The benefits for thalassemia patients
The β-Thalassemia (or beta-thalassemia) genetic disease of the blood classified as rare, but particularly widespread in the Mediterranean area and in particular in Italy, where it is estimated that there are almost 7 thousand people suffering from it and about 3 million healthy carriers. hereditary, caused by a defect in hemoglobin production, the protein responsible for transporting oxygen throughout the body: If both genes of the beta chains that make up hemoglobin are mutated, you have beta-thalassemia major, which presents a severe clinical picture, with severe anemia – he explains Gianluca Forni, director of Hematology, Center for microcythemia and congenital anemia at the Galliera Hospital in Genoa -. The symptoms of this form of the disease appear already in the first months of life and, if adequate therapies are not taken, the consequences can be severe anemia, bone deformities, enlarged spleen and liver, growth problems, hepatic, endocrine and cardiovascular complications.

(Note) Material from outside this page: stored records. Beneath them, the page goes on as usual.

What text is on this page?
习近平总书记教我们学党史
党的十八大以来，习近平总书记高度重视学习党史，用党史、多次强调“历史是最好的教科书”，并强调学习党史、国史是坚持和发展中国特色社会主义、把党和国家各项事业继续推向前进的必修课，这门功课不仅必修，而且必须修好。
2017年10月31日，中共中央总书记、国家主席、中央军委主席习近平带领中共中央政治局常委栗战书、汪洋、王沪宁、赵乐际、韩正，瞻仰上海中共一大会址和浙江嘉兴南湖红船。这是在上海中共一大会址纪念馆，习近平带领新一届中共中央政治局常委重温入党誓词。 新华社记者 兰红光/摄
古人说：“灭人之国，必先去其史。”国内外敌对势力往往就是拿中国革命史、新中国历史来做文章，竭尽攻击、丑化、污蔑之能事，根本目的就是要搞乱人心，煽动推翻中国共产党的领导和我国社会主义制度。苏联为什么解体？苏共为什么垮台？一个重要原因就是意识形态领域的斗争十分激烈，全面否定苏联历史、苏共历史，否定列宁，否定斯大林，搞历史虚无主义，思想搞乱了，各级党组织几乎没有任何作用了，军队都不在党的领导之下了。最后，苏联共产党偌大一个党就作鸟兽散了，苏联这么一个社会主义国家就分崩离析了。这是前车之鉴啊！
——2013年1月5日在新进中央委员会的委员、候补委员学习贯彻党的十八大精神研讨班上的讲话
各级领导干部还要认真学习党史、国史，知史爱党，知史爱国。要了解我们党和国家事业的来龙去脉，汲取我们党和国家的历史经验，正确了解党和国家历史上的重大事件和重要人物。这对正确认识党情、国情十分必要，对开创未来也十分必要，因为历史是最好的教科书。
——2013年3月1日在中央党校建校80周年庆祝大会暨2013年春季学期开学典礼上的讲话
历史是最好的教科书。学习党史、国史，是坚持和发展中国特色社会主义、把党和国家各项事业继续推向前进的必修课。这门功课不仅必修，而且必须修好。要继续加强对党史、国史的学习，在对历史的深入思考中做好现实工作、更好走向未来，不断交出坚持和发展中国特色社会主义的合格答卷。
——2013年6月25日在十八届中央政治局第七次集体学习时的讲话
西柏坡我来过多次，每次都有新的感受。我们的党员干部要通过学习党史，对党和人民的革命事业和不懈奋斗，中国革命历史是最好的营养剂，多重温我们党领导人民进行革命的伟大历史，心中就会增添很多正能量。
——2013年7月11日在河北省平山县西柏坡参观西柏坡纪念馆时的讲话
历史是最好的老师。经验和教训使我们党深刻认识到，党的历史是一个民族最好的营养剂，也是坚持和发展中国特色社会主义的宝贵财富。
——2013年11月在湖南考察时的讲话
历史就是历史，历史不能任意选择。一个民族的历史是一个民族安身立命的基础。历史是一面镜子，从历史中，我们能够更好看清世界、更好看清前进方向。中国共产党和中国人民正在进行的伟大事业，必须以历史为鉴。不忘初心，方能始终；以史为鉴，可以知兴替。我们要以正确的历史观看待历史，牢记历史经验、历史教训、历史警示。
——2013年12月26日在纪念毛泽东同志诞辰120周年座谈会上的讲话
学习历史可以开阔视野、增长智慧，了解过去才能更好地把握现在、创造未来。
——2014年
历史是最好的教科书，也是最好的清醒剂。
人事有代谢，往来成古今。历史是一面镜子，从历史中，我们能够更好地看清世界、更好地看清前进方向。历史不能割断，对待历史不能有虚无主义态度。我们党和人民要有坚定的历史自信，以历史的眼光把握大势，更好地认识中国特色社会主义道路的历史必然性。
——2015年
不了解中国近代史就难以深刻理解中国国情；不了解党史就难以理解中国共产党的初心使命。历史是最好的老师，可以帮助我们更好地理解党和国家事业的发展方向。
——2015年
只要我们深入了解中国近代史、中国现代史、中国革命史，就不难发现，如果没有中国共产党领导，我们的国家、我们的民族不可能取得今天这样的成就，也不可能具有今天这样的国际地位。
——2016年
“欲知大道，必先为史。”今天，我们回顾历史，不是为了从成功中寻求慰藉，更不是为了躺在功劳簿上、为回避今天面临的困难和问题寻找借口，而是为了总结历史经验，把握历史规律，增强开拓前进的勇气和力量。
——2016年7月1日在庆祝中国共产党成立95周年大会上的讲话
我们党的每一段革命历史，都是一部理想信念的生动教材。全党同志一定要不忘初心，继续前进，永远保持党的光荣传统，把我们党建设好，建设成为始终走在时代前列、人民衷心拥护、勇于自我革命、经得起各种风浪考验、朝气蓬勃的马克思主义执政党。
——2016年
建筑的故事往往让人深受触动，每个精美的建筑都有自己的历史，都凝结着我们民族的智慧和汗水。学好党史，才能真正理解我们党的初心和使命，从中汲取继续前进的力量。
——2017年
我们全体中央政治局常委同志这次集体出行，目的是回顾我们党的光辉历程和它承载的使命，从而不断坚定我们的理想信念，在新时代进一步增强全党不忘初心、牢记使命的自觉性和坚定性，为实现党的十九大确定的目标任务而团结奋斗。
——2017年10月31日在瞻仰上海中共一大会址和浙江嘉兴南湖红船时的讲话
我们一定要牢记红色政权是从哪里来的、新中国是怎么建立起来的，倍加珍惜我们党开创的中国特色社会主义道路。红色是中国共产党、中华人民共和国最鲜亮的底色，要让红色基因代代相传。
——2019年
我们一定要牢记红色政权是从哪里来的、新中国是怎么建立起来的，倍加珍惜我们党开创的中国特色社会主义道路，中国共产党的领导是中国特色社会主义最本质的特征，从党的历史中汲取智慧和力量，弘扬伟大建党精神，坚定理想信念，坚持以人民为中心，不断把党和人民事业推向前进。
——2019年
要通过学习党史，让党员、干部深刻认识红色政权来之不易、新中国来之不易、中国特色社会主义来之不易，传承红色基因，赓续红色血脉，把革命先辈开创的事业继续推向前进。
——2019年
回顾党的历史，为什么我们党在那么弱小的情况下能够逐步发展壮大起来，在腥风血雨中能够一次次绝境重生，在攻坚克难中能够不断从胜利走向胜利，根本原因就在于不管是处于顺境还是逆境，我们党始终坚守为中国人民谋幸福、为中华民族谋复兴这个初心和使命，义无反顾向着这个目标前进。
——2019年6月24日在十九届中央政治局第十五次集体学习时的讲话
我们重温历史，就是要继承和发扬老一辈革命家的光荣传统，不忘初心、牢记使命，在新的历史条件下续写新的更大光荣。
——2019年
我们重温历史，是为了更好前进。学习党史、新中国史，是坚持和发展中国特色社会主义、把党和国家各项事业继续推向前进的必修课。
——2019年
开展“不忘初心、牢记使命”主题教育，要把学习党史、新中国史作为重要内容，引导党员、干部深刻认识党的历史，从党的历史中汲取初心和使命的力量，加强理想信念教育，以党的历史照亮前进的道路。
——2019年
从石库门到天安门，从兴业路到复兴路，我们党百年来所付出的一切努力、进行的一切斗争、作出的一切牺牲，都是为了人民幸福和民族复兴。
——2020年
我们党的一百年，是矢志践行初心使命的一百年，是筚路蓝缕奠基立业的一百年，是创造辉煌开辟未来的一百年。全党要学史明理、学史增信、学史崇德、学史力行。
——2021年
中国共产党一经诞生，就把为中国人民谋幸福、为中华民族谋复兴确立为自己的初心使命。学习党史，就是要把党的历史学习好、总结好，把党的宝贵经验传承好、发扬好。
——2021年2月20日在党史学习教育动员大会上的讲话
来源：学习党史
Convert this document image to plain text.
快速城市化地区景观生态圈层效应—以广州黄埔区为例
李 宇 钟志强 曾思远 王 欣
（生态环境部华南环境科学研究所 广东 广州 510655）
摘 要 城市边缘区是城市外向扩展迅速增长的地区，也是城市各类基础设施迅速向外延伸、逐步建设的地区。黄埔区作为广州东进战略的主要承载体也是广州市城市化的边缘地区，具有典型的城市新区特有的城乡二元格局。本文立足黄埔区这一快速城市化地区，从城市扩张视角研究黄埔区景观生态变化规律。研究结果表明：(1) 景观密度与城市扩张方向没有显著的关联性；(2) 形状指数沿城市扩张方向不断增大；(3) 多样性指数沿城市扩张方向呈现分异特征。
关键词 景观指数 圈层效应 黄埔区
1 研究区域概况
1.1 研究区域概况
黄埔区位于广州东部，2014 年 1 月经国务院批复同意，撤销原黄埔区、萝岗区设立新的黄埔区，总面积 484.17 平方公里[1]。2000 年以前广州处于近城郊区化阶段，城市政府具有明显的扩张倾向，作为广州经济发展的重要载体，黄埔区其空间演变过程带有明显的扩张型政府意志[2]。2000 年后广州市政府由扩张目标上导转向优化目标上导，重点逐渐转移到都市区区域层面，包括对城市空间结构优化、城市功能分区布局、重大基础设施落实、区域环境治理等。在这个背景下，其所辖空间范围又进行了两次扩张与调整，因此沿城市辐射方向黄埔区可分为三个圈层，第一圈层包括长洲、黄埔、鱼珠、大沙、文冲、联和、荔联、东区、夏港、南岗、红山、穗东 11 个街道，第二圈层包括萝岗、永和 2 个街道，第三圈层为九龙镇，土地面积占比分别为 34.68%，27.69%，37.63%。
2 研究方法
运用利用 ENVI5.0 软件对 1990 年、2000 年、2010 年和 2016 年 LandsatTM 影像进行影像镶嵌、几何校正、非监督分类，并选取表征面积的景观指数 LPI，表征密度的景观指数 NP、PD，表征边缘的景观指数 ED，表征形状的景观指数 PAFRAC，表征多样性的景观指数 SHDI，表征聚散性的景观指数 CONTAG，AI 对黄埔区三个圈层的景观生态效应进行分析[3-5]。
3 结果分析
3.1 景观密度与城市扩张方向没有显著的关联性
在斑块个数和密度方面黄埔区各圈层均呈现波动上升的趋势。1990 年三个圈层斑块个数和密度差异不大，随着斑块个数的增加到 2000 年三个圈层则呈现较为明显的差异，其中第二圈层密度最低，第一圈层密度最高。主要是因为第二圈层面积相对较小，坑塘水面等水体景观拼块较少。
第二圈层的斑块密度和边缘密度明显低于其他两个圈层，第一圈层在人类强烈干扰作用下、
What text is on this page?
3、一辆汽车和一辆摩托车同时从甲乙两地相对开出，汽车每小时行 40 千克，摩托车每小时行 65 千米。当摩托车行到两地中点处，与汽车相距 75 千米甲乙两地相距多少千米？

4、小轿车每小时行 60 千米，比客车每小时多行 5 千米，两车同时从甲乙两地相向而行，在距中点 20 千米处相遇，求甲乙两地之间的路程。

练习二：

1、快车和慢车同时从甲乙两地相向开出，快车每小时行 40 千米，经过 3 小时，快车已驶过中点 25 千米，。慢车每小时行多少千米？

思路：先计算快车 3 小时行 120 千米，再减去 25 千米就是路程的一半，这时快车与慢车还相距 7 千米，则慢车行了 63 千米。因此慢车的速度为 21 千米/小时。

Until the 1960s, patients with beta-thalassemia major did not survive beyond 10-15 years, but today thanks to combination of transfusion and iron chelation therapy, their life expectancy greatly improved, despite being forced to undergo blood transfusions every 2-3 weeks for life and to take iron chelation therapy every day, to avoid the damage caused by the accumulation of iron to vital organs such as the heart, liver and pancreas. The reimbursement of an innovative therapy like luspatercept can really change their life because it allows to decrease the transfusion requirement, reduce the accumulation of iron and the consequent comorbidities, with a hope of improvement on survival – concludes the expert -. The data deriving from ongoing trials may provide further evidence in this perspective, but the BELIEVE international study, published on New England Journal of Medicine
and which involved 336 patients with transfusion-dependent thalassemia, has already shown that 70% of patients treated with luspatercept reduce their transfusion requirements by 33%.